Embedding maps integer token indices to dense floating-point vectors, acting as a learnable lookup table. It stores a weight matrix of shape (num_embeddings, embedding_dim) and indexes into it during the forward pass. This is the standard first layer for NLP models that consume tokenised text.

import simplegrad as sg
import simplegrad.nn as nn

embed = nn.Embedding(num_embeddings=1000, embedding_dim=64)
token_ids = sg.Tensor([4, 17, 3, 99])   # integer indices
out = embed(token_ids)                   # shape: (4, 64)

`Embedding`

Bases: Module

Lookup table that maps integer indices to dense vectors.

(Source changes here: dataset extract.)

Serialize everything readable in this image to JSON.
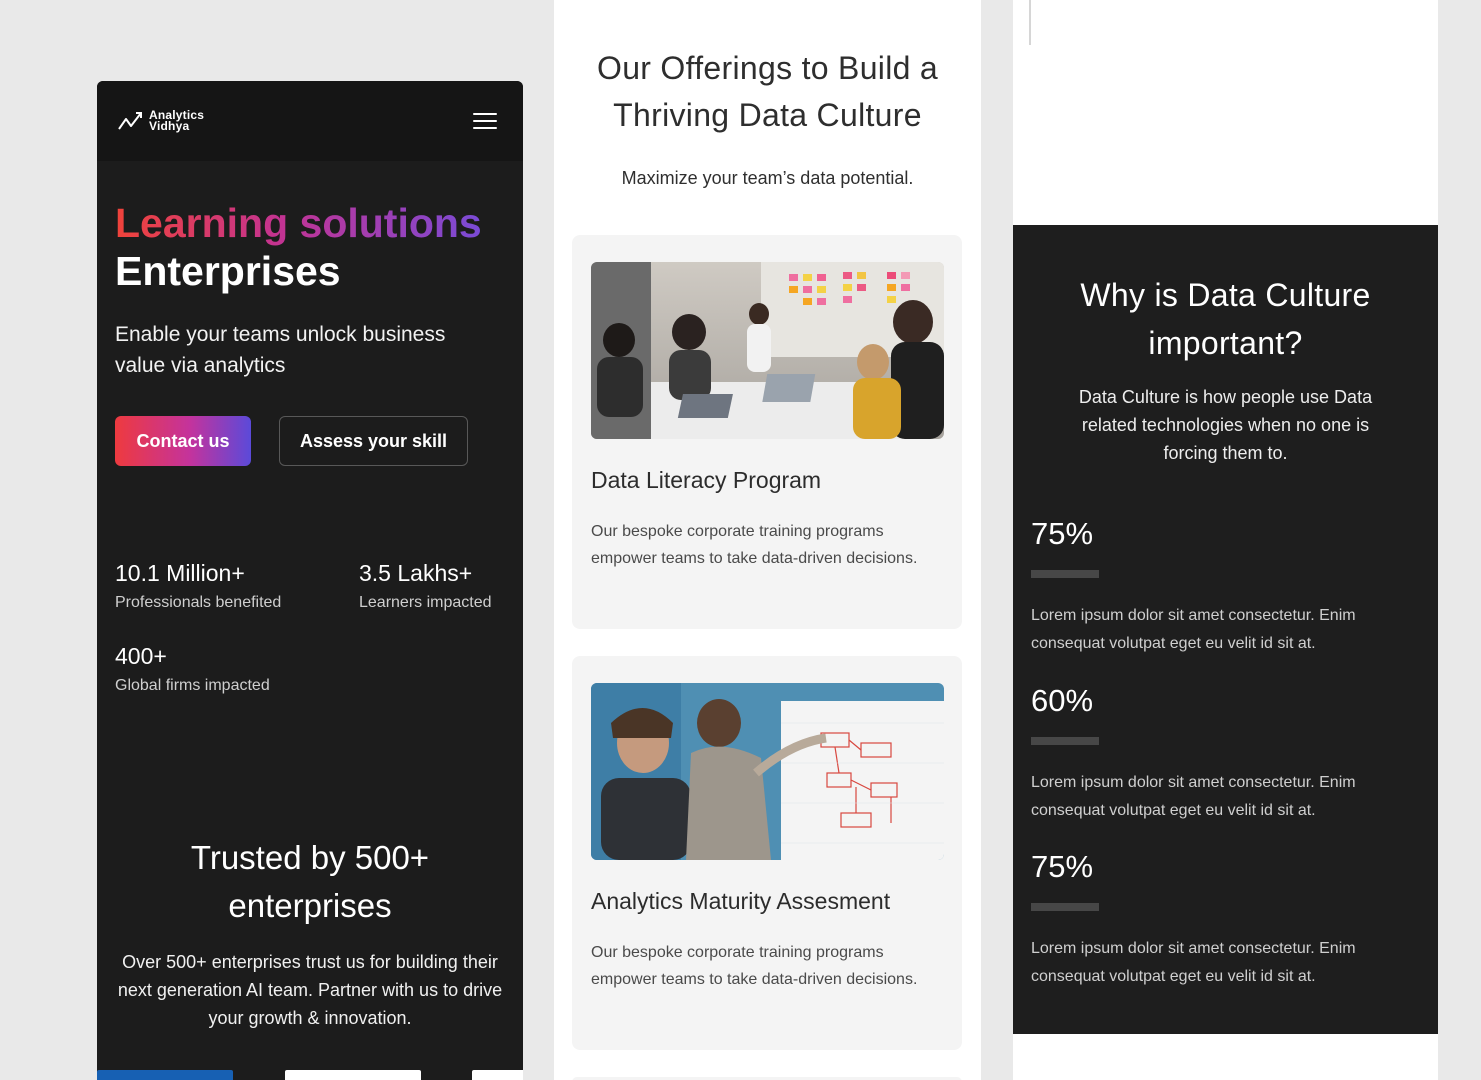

Weights are initialized from N(0, 1) by default.

Parameters:

num_embeddings (int) –

Size of the vocabulary (number of rows in the embedding table).
embedding_dim (int) –

Dimensionality of each embedding vector.
weight (Tensor | None, default: None ) –

Optional pre-built embedding matrix of shape (num_embeddings, embedding_dim).
dtype (str | None, default: None ) –

Data type string. Defaults to "float32".

Attributes

Attribute	Type	Description
`.weight`	`Tensor`	Embedding matrix of shape `(num_embeddings, embedding_dim)`. Learnable.
`.num_embeddings`	`int`	Size of the vocabulary (total number of embeddings).
`.embedding_dim`	`int`	Dimensionality of each embedding vector.

Methods

Method	Description
`.forward()`	Look up embeddings for the given integer token indices.

Inherits all methods from Module: .parameters(), .submodules(), .to_device(), .summary(), .set_train_mode(), .set_eval_mode().